Phospholipase C‐γ1 negatively regulates growth hormone signaling by forming a ternary complex with Jak2 and protein tyrosine phosphatase‐1B

Growth hormone (GH) binds to its membrane receptor (GHR), whereby it regulates many cellular functions like proliferation, differentiation and chemotaxis. However, although the activation of GH‐mediated signaling is well understood, the precise mechanism responsible for its regulation has not been elucidated. In this study, we demonstrate that PLC‐γ1 modulates the action of GH‐mediated signaling by interacting with tyrosine kinase Jak2 in a GH‐dependent manner. In the absence of PLC‐γ1 (PLC‐γ1 −/− MEFs), GH‐induced JAK2 and STAT5 phosphorylations significantly increased, furthermore the re‐expression of PLC‐γ1 reduced GH‐induced Jak2 activation.

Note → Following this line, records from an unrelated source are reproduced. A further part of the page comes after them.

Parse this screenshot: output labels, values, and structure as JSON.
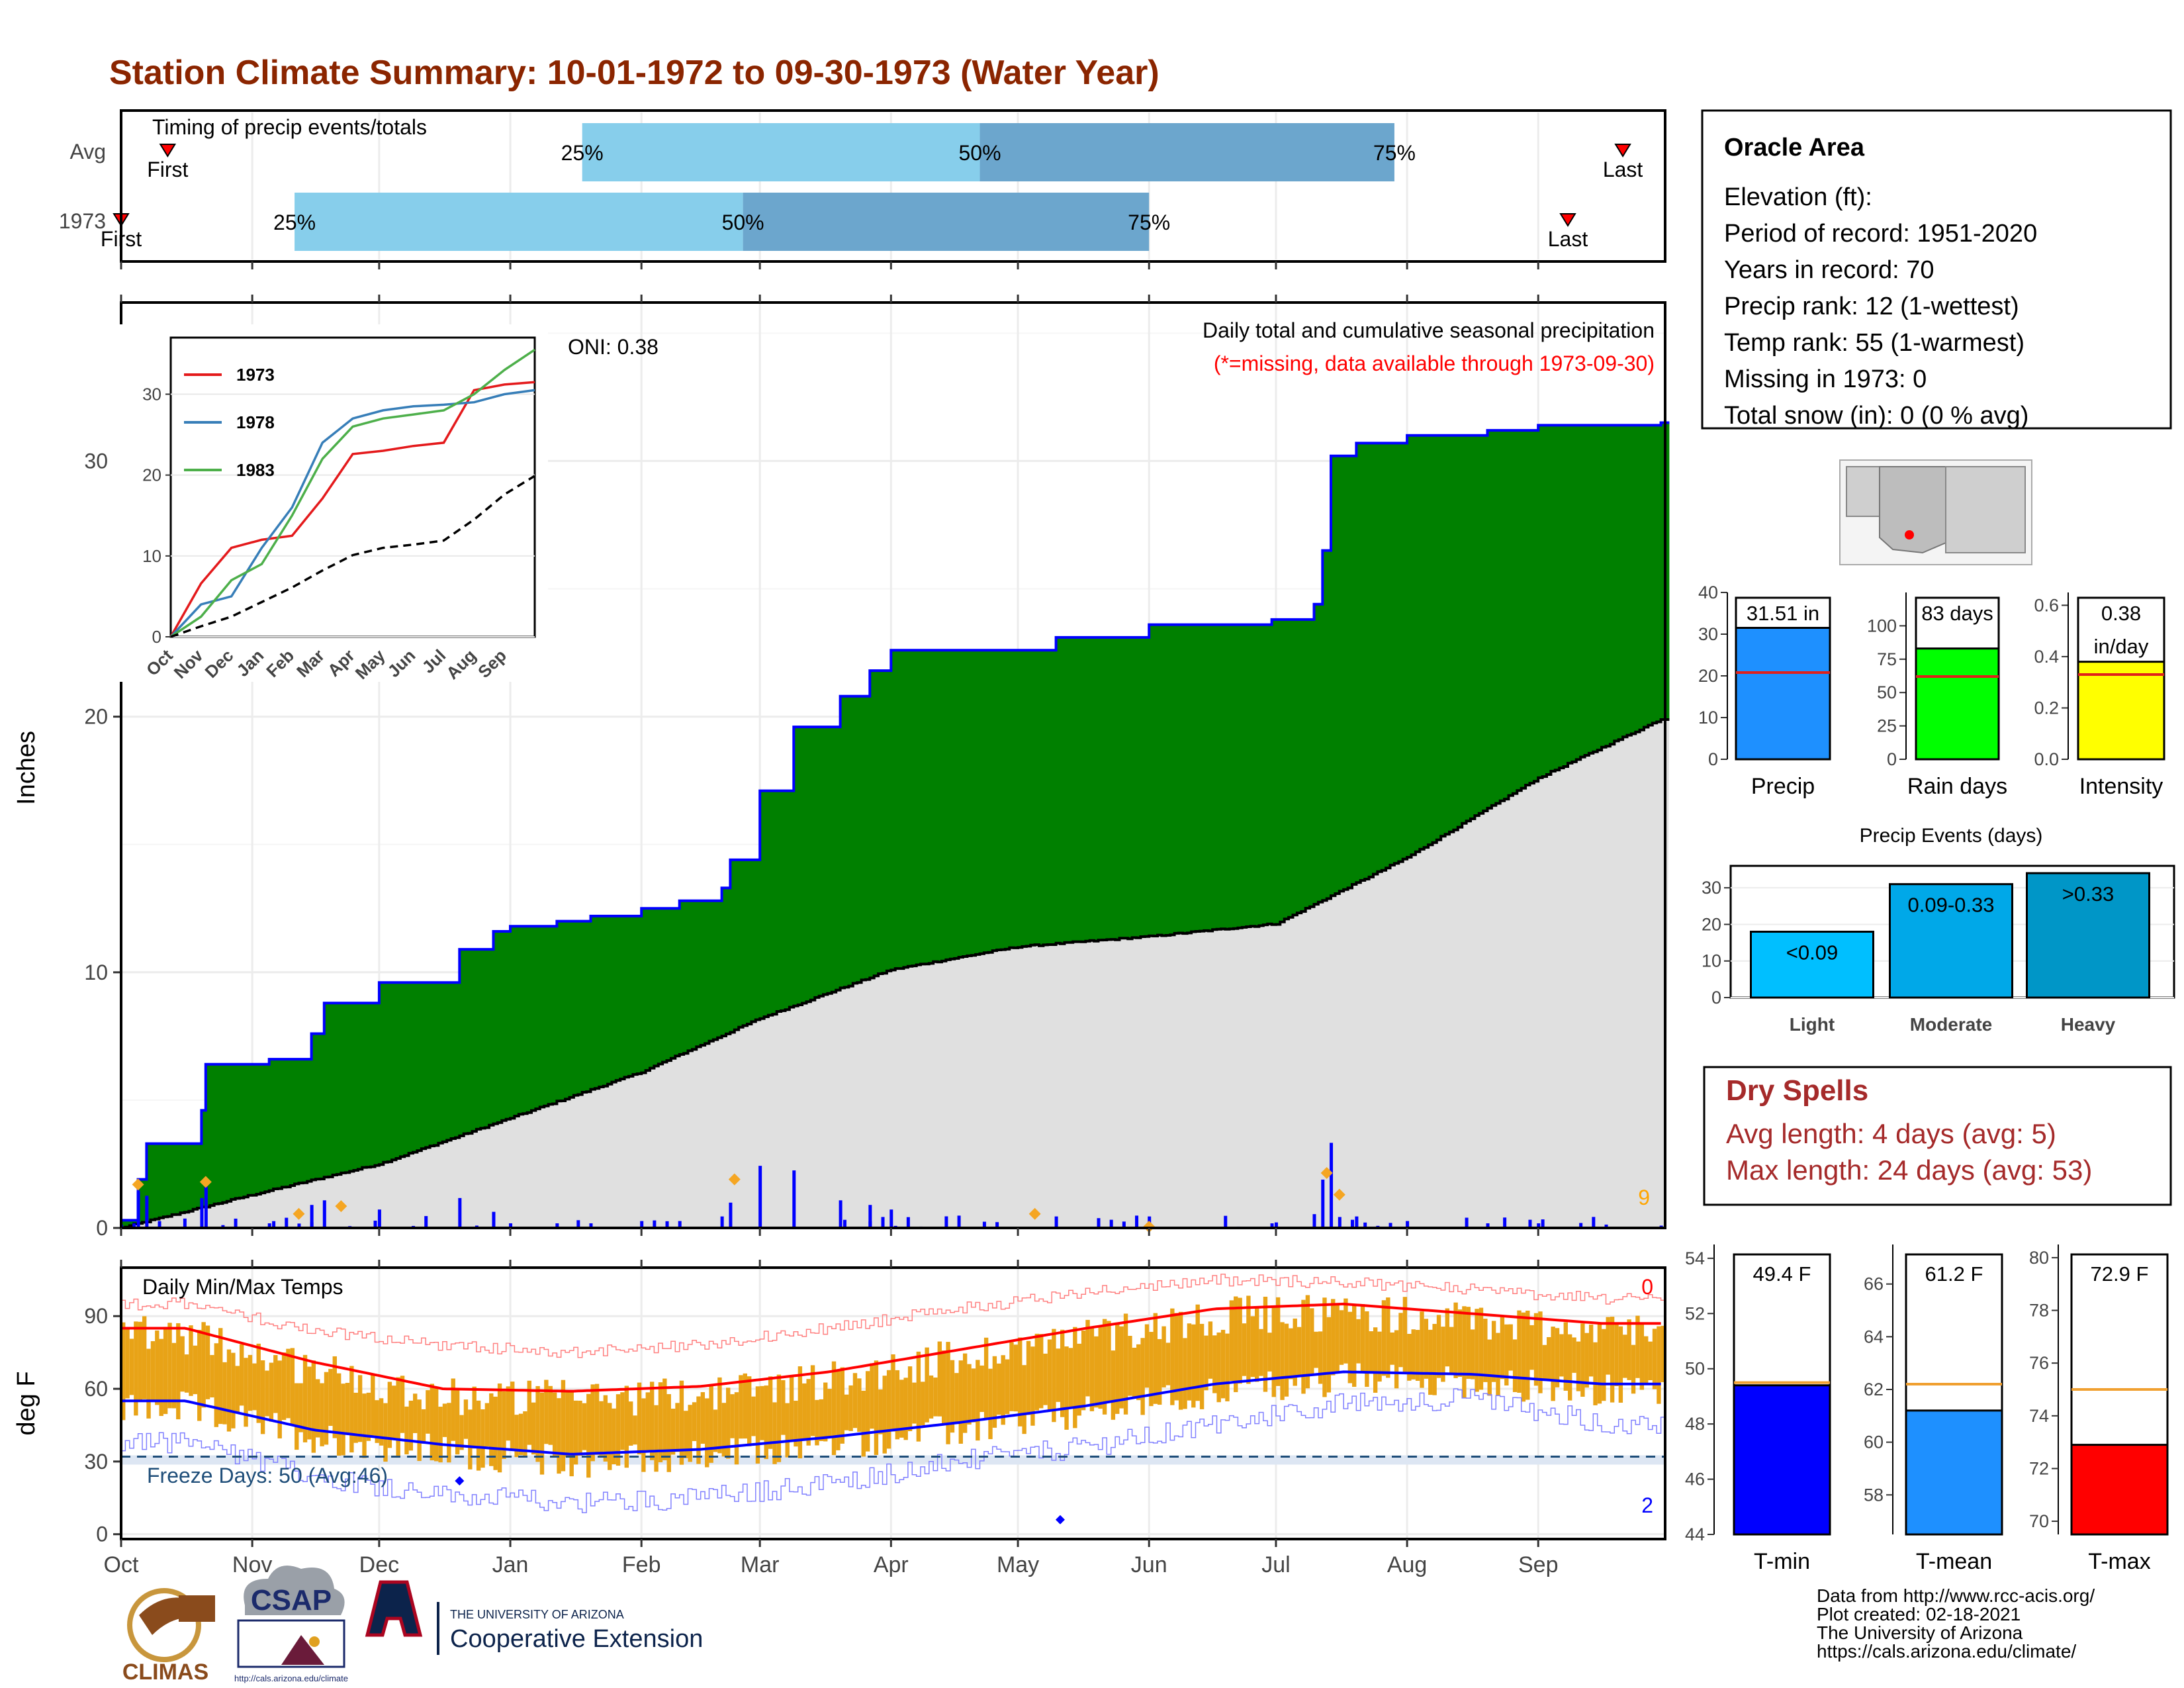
{
  "title": "Station Climate Summary: 10-01-1972 to 09-30-1973 (Water Year)",
  "colors": {
    "title": "#8b2500",
    "green": "#008000",
    "blue": "#0000ff",
    "gray_fill": "#e0e0e0",
    "light_blue": "#87ceeb",
    "mid_blue": "#6ca6cd",
    "orange": "#e8a317",
    "red": "#ff0000",
    "dry_red": "#a52a2a",
    "precip_bar": "#1e90ff",
    "rain_bar": "#00ff00",
    "intensity_bar": "#ffff00"
  },
  "timing_panel": {
    "header": "Timing of precip events/totals",
    "row_labels": [
      "Avg",
      "1973"
    ],
    "avg": {
      "first_label": "First",
      "last_label": "Last",
      "p25_label": "25%",
      "p50_label": "50%",
      "p75_label": "75%",
      "first_date": "1972-10-12",
      "p25_date": "1973-01-18",
      "p50_date": "1973-04-22",
      "p75_date": "1973-07-29",
      "last_date": "1973-09-21"
    },
    "y1973": {
      "first_label": "First",
      "last_label": "Last",
      "p25_label": "25%",
      "p50_label": "50%",
      "p75_label": "75%",
      "first_date": "1972-10-01",
      "p25_date": "1972-11-11",
      "p50_date": "1973-02-25",
      "p75_date": "1973-06-01",
      "last_date": "1973-09-08"
    }
  },
  "precip_panel": {
    "ylabel": "Inches",
    "oni_label": "ONI: 0.38",
    "subtitle": "Daily total and cumulative seasonal precipitation",
    "missing_note": "(*=missing, data available through 1973-09-30)",
    "corner_count": "9"
  },
  "inset": {
    "legend": [
      "1973",
      "1978",
      "1983"
    ],
    "months": [
      "Oct",
      "Nov",
      "Dec",
      "Jan",
      "Feb",
      "Mar",
      "Apr",
      "May",
      "Jun",
      "Jul",
      "Aug",
      "Sep"
    ]
  },
  "temp_panel": {
    "header": "Daily Min/Max Temps",
    "ylabel": "deg F",
    "freeze_label": "Freeze Days: 50 (Avg:46)",
    "top_count": "0",
    "bottom_count": "2"
  },
  "x_months": [
    "Oct",
    "Nov",
    "Dec",
    "Jan",
    "Feb",
    "Mar",
    "Apr",
    "May",
    "Jun",
    "Jul",
    "Aug",
    "Sep"
  ],
  "station": {
    "name": "Oracle Area",
    "lines": [
      "Elevation (ft):",
      "Period of record: 1951-2020",
      "Years in record: 70",
      "Precip rank: 12 (1-wettest)",
      "Temp rank: 55 (1-warmest)",
      "Missing in 1973: 0",
      "Total snow (in): 0 (0 % avg)"
    ]
  },
  "stats": {
    "precip": {
      "value_label": "31.51 in",
      "xlabel": "Precip"
    },
    "rain_days": {
      "value_label": "83 days",
      "xlabel": "Rain days"
    },
    "intensity": {
      "value_line1": "0.38",
      "value_line2": "in/day",
      "xlabel": "Intensity"
    }
  },
  "events": {
    "title": "Precip Events (days)",
    "categories": [
      "Light",
      "Moderate",
      "Heavy"
    ],
    "labels": [
      "<0.09",
      "0.09-0.33",
      ">0.33"
    ]
  },
  "dry_spells": {
    "title": "Dry Spells",
    "avg_line": "Avg length: 4 days (avg: 5)",
    "max_line": "Max length: 24 days (avg: 53)"
  },
  "temps": {
    "tmin": {
      "label": "49.4 F",
      "xlabel": "T-min"
    },
    "tmean": {
      "label": "61.2 F",
      "xlabel": "T-mean"
    },
    "tmax": {
      "label": "72.9 F",
      "xlabel": "T-max"
    }
  },
  "logos": {
    "climas": "CLIMAS",
    "csap": "CSAP",
    "csap_url": "http://cals.arizona.edu/climate",
    "ua_small": "THE UNIVERSITY OF ARIZONA",
    "ua_big": "Cooperative Extension"
  },
  "footer": [
    "Data from http://www.rcc-acis.org/",
    "Plot created: 02-18-2021",
    "The University of Arizona",
    "https://cals.arizona.edu/climate/"
  ],
  "chart_data": [
    {
      "type": "area",
      "name": "cumulative precipitation",
      "ylabel": "Inches",
      "ylim": [
        0,
        35
      ],
      "series": [
        {
          "name": "1973",
          "x": [
            "1972-10-01",
            "1972-10-05",
            "1972-10-07",
            "1972-10-20",
            "1972-10-21",
            "1972-11-05",
            "1972-11-15",
            "1972-11-18",
            "1972-12-01",
            "1972-12-20",
            "1972-12-28",
            "1973-01-01",
            "1973-01-12",
            "1973-01-20",
            "1973-02-01",
            "1973-02-10",
            "1973-02-20",
            "1973-02-22",
            "1973-03-01",
            "1973-03-09",
            "1973-03-20",
            "1973-03-27",
            "1973-04-01",
            "1973-04-15",
            "1973-05-04",
            "1973-05-10",
            "1973-06-01",
            "1973-06-15",
            "1973-06-30",
            "1973-07-10",
            "1973-07-12",
            "1973-07-14",
            "1973-07-20",
            "1973-08-01",
            "1973-08-20",
            "1973-09-01",
            "1973-09-30"
          ],
          "y": [
            0.3,
            1.9,
            3.3,
            4.6,
            6.4,
            6.6,
            7.6,
            8.8,
            9.6,
            10.9,
            11.6,
            11.8,
            12.0,
            12.2,
            12.5,
            12.8,
            13.3,
            14.4,
            17.1,
            19.6,
            20.8,
            21.8,
            22.6,
            22.6,
            22.6,
            23.1,
            23.6,
            23.6,
            23.8,
            24.4,
            26.5,
            30.2,
            30.7,
            31.0,
            31.2,
            31.4,
            31.5
          ]
        },
        {
          "name": "average",
          "x": [
            "1972-10-01",
            "1972-11-01",
            "1972-12-01",
            "1973-01-01",
            "1973-02-01",
            "1973-03-01",
            "1973-04-01",
            "1973-05-01",
            "1973-06-01",
            "1973-07-01",
            "1973-08-01",
            "1973-09-01",
            "1973-09-30"
          ],
          "y": [
            0.0,
            1.3,
            2.5,
            4.3,
            6.1,
            8.2,
            10.1,
            11.0,
            11.4,
            11.9,
            14.5,
            17.6,
            19.9
          ]
        }
      ]
    },
    {
      "type": "line",
      "name": "inset cumulative comparison",
      "ylim": [
        0,
        35
      ],
      "series": [
        {
          "name": "1973",
          "x": [
            0,
            1,
            2,
            3,
            4,
            5,
            6,
            7,
            8,
            9,
            10,
            11,
            12
          ],
          "y": [
            0,
            6.6,
            11.0,
            12.0,
            12.5,
            17.1,
            22.6,
            23.0,
            23.6,
            24.0,
            30.5,
            31.2,
            31.5
          ]
        },
        {
          "name": "1978",
          "x": [
            0,
            1,
            2,
            3,
            4,
            5,
            6,
            7,
            8,
            9,
            10,
            11,
            12
          ],
          "y": [
            0,
            4.0,
            5.0,
            11.0,
            16.0,
            24.0,
            27.0,
            28.0,
            28.5,
            28.7,
            29.0,
            30.0,
            30.5
          ]
        },
        {
          "name": "1983",
          "x": [
            0,
            1,
            2,
            3,
            4,
            5,
            6,
            7,
            8,
            9,
            10,
            11,
            12
          ],
          "y": [
            0,
            2.5,
            7.0,
            9.0,
            15.0,
            22.0,
            26.0,
            27.0,
            27.5,
            28.0,
            30.0,
            33.0,
            35.5
          ]
        },
        {
          "name": "average",
          "x": [
            0,
            1,
            2,
            3,
            4,
            5,
            6,
            7,
            8,
            9,
            10,
            11,
            12
          ],
          "y": [
            0,
            1.3,
            2.5,
            4.3,
            6.1,
            8.2,
            10.1,
            11.0,
            11.4,
            11.9,
            14.5,
            17.6,
            19.9
          ]
        }
      ]
    },
    {
      "type": "line",
      "name": "daily temperatures",
      "ylabel": "deg F",
      "ylim": [
        0,
        110
      ],
      "freeze_line": 32,
      "monthly": {
        "months": [
          "Oct",
          "Nov",
          "Dec",
          "Jan",
          "Feb",
          "Mar",
          "Apr",
          "May",
          "Jun",
          "Jul",
          "Aug",
          "Sep"
        ],
        "avg_max": [
          85,
          71,
          60,
          59,
          61,
          67,
          76,
          85,
          93,
          95,
          91,
          87
        ],
        "avg_min": [
          55,
          43,
          37,
          33,
          35,
          40,
          46,
          53,
          62,
          67,
          66,
          62
        ],
        "record_max": [
          95,
          84,
          78,
          75,
          78,
          85,
          93,
          100,
          105,
          104,
          101,
          97
        ],
        "record_min": [
          38,
          24,
          16,
          13,
          15,
          21,
          30,
          36,
          45,
          54,
          56,
          46
        ]
      }
    },
    {
      "type": "bar",
      "name": "precip totals",
      "categories": [
        "Precip"
      ],
      "values": [
        31.51
      ],
      "average": [
        20.8
      ],
      "ylim": [
        0,
        40
      ]
    },
    {
      "type": "bar",
      "name": "rain days",
      "categories": [
        "Rain days"
      ],
      "values": [
        83
      ],
      "average": [
        62
      ],
      "ylim": [
        0,
        125
      ]
    },
    {
      "type": "bar",
      "name": "intensity",
      "categories": [
        "Intensity"
      ],
      "values": [
        0.38
      ],
      "average": [
        0.33
      ],
      "ylim": [
        0,
        0.65
      ]
    },
    {
      "type": "bar",
      "name": "precip events",
      "title": "Precip Events (days)",
      "categories": [
        "Light",
        "Moderate",
        "Heavy"
      ],
      "values": [
        18,
        31,
        34
      ],
      "ylim": [
        0,
        35
      ]
    },
    {
      "type": "bar",
      "name": "temperature means",
      "categories": [
        "T-min",
        "T-mean",
        "T-max"
      ],
      "values": [
        49.4,
        61.2,
        72.9
      ],
      "average": [
        49.5,
        62.2,
        75.0
      ],
      "ylims": [
        [
          44,
          54.5
        ],
        [
          56.5,
          67.5
        ],
        [
          69.5,
          80.5
        ]
      ]
    }
  ]
}
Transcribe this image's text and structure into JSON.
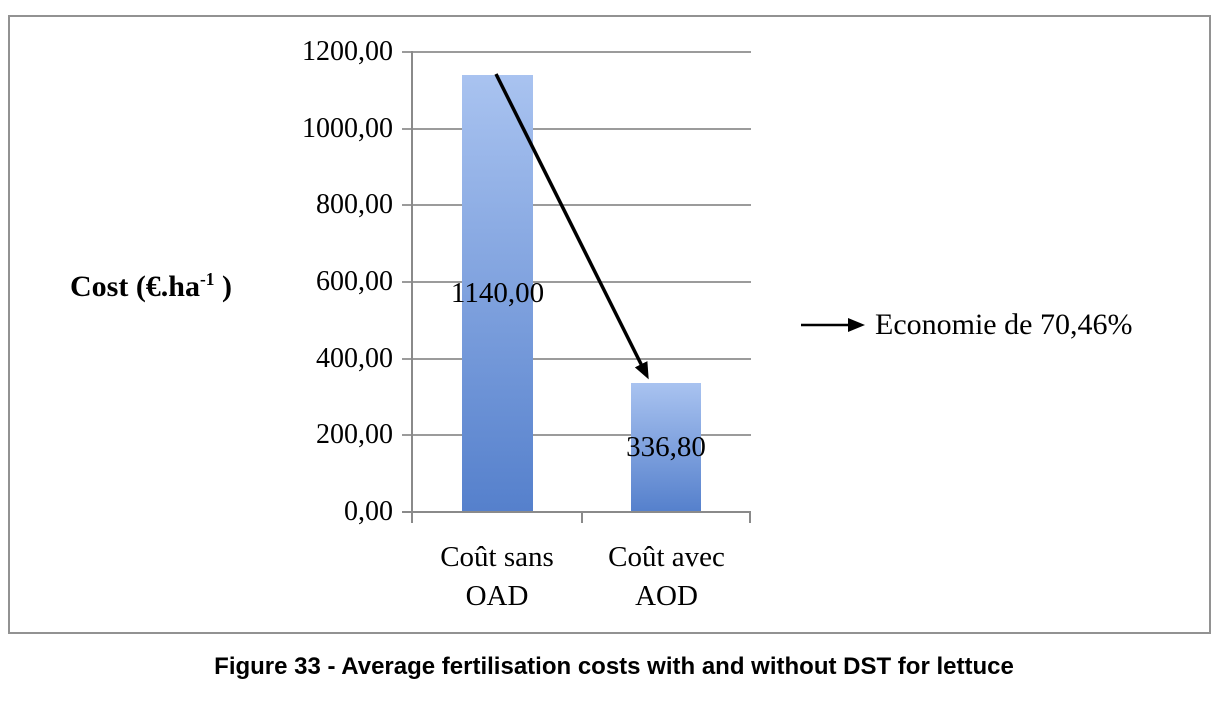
{
  "figure": {
    "caption": "Figure 33 - Average fertilisation costs with and without DST for lettuce"
  },
  "chart_data": {
    "type": "bar",
    "title": "",
    "ylabel": "Cost (€.ha-1 )",
    "ylabel_parts": {
      "base": "Cost (€.ha",
      "superscript": "-1",
      "suffix": " )"
    },
    "categories": [
      "Coût sans OAD",
      "Coût avec AOD"
    ],
    "categories_lines": [
      [
        "Coût sans",
        "OAD"
      ],
      [
        "Coût avec",
        "AOD"
      ]
    ],
    "values": [
      1140.0,
      336.8
    ],
    "value_labels": [
      "1140,00",
      "336,80"
    ],
    "ylim": [
      0,
      1200
    ],
    "ytick_interval": 200,
    "yticks": [
      "1200,00",
      "1000,00",
      "800,00",
      "600,00",
      "400,00",
      "200,00",
      "0,00"
    ],
    "grid": true,
    "legend": "none",
    "annotation": {
      "text": "Economie de 70,46%",
      "arrow_icon": "right-arrow",
      "position": "right-of-plot",
      "decrease_arrow": "from top of first bar to top of second bar"
    },
    "colors": {
      "bar_gradient_top": "#a9c3f0",
      "bar_gradient_bottom": "#5580cc",
      "gridline": "#9b9b9b",
      "axis": "#8a8a8a",
      "arrow": "#000000",
      "frame_border": "#929292"
    }
  }
}
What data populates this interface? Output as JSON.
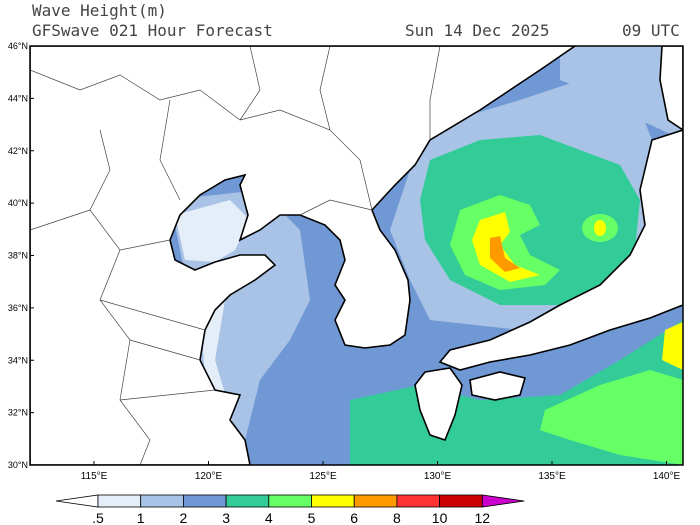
{
  "header": {
    "variable": "Wave Height(m)",
    "forecast": "GFSwave 021 Hour Forecast",
    "date": "Sun 14 Dec 2025",
    "time": "09 UTC"
  },
  "map": {
    "lat_labels": [
      "46°N",
      "44°N",
      "42°N",
      "40°N",
      "38°N",
      "36°N",
      "34°N",
      "32°N",
      "30°N"
    ],
    "lon_labels": [
      "115°E",
      "120°E",
      "125°E",
      "130°E",
      "135°E",
      "140°E"
    ],
    "extent": {
      "lon": [
        112.4,
        142
      ],
      "lat": [
        30,
        46
      ]
    }
  },
  "colorbar": {
    "labels": [
      ".5",
      "1",
      "2",
      "3",
      "4",
      "5",
      "6",
      "8",
      "10",
      "12"
    ],
    "colors": [
      "#e4eef8",
      "#a9c3e6",
      "#6f98d4",
      "#33cc99",
      "#66ff66",
      "#ffff00",
      "#ff9900",
      "#ff3333",
      "#cc0000"
    ],
    "under_color": "#ffffff",
    "over_color": "#cc00cc"
  }
}
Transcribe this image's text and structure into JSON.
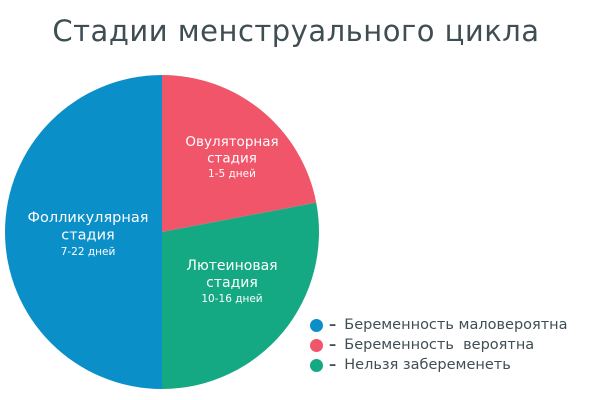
{
  "chart_data": {
    "type": "pie",
    "title": "Стадии менструального цикла",
    "slices": [
      {
        "label_lines": [
          "Фолликулярная",
          "стадия"
        ],
        "duration": "7-22 дней",
        "value": 50,
        "color": "#0a8fc8"
      },
      {
        "label_lines": [
          "Овуляторная",
          "стадия"
        ],
        "duration": "1-5 дней",
        "value": 22,
        "color": "#f05569"
      },
      {
        "label_lines": [
          "Лютеиновая",
          "стадия"
        ],
        "duration": "10-16 дней",
        "value": 28,
        "color": "#14a983"
      }
    ],
    "legend": [
      {
        "dash": "–",
        "label": "Беременность маловероятна",
        "color": "#0a8fc8"
      },
      {
        "dash": "–",
        "label": "Беременность  вероятна",
        "color": "#f05569"
      },
      {
        "dash": "–",
        "label": "Нельзя забеременеть",
        "color": "#14a983"
      }
    ],
    "legend_position": "bottom-right"
  }
}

Moreover, GH‐induced JAK2 phosphorylation was enhanced by siRNA specific knock‐down of PLC‐γ1. Interestingly, PLC‐γ1 physically linked Jak2 and protein tyrosine phosphatase‐1B (PTP‐1B) by binding to both using different domains, and this process was implicated in the modulation of cytokine signaling via Jak2. In addition, in PLC‐γ1 −/− MEFs, GH‐dependent c‐Fos activation was up‐regulated, and GH‐induced proliferation was potentiated. These results suggest that PLC‐γ1 plays a key role in the regulation of GH‐mediated signaling by negatively regulating Jak2 activation.